Updated

The State Department said Monday it would revise a portion of its Web site after a Jewish group accused it of minimizing the Holocaust and Germany's role.

The department's special envoy for Holocaust issues said a section of the site devoted to ''background notes'' on Germany would be altered following a protest from The Simon Wiesenthal Center. The center said the entry omitted key information.

''We intend to change the language in order to more accurately reflect historical facts,'' said the envoy, J. Christian Kennedy.

The department's Bureau of European Affairs, which compiled the section on Germany that was last updated in July, said there had been no intent to downplay the Holocaust but could not say exactly how the section would be changed.

The decision was made shortly after the department learned of a letter to Secretary of State Condoleezza Rice from Rabbi Marvin Hier, founder and dean of the Simon Wiesenthal Center, that said the entry was ''offensive'' because it explained neither the magnitude of nor the motives for the mass killings of some six million Jews.

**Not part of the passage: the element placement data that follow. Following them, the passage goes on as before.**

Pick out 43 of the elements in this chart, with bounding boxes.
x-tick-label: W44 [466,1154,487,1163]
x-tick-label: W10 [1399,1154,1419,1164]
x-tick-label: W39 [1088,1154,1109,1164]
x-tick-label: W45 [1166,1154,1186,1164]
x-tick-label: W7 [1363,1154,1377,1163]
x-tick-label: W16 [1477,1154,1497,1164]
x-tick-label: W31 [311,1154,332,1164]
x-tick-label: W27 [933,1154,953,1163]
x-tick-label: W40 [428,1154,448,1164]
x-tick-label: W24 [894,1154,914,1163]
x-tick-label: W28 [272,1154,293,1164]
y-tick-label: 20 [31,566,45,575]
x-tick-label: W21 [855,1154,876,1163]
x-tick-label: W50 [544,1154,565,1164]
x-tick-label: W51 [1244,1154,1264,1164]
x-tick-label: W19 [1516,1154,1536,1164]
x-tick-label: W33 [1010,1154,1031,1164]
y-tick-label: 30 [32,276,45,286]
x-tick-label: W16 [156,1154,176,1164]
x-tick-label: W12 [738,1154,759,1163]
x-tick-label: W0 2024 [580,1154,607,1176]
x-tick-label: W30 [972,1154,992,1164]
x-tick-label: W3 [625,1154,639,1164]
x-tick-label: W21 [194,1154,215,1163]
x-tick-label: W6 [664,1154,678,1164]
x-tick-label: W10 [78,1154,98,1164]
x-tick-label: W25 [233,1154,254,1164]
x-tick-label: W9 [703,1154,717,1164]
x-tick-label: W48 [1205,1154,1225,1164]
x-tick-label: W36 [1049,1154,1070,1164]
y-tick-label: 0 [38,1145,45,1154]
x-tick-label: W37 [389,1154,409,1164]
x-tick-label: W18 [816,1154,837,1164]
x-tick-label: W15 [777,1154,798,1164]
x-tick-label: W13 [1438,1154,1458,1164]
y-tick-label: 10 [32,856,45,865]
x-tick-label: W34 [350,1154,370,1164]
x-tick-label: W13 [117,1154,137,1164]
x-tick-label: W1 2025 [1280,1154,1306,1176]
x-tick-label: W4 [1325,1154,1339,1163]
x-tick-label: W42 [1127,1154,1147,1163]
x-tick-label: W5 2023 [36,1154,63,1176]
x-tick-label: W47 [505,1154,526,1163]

''While the section entitled 'Background Note Germany' does contain a general reference to the crime of genocide and the establishment of concentration camps, there is no mention who the principal victims were or that the real purpose of the camps was to eliminate Europe's Jews as part of Hitler's 'Final Solution of the Jewish Question','' he wrote.

''I urge you to correct this distortion and order a redraft of this section on Germany,'' Hier said.

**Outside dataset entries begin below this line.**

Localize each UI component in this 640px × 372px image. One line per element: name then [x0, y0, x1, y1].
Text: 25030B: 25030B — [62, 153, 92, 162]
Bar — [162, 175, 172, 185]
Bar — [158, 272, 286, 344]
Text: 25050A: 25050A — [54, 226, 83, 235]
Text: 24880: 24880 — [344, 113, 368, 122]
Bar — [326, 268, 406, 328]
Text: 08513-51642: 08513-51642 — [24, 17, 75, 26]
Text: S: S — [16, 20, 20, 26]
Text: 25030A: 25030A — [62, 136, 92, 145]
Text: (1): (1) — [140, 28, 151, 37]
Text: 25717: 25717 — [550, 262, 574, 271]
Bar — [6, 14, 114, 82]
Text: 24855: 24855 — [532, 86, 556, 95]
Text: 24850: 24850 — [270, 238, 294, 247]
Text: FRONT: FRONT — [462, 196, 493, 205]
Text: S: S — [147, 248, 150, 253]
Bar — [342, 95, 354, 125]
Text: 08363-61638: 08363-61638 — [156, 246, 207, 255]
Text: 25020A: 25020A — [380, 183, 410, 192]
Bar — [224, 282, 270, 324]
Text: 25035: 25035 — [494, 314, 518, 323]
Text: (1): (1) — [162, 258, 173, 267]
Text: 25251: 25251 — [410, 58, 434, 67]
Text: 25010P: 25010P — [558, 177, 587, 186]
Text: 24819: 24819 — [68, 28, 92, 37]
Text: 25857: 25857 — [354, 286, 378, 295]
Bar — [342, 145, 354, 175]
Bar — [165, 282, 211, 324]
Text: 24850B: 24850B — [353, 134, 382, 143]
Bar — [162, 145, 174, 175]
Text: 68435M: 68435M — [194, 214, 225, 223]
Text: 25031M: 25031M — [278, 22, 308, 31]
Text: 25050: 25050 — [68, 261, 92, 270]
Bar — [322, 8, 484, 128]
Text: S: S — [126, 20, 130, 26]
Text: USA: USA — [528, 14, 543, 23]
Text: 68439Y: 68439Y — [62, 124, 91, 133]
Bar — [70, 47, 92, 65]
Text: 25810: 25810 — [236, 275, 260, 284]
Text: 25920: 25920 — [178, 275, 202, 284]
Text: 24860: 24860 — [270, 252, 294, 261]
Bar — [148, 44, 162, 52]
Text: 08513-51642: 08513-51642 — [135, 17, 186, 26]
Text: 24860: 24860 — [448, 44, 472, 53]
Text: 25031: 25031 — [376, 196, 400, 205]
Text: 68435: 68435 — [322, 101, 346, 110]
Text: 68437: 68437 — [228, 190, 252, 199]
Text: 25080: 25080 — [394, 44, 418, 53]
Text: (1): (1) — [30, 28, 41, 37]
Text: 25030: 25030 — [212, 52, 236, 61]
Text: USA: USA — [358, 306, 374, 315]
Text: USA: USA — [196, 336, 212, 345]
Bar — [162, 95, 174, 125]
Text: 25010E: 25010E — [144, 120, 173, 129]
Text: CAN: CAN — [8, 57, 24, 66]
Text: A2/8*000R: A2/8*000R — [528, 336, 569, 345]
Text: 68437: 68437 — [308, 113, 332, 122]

In a passage on Adolf Hitler coming to power in Germany, the entry says: ''The Nazi leadership immediately jailed Jewish opposition and other figures and withdrew their political rights. The Nazis implemented a program of genocide, at first through incarceration and forced labor and then by establishing death camps.'' There is no direct reference to the Nazis targeting Jews for death or the numbers killed.

Hier noted that similar sections on the Web site devoted to genocides in Cambodia, Rwanda, Sudan's western Darfur region and Stalinist Russia all discussed specific numbers and types of victims. In addition, the entry on Poland, where many Nazi concentration camps were located, also mentions the enormity of the killings, he said.

''It seems like they're treading very lightly and don't want to offend Germany,'' Hier said in a telephone interview from his office in Los Angeles, adding that he had learned of the Web site entry during a recent visit to the Yad Vashem Holocaust Memorial in Jerusalem.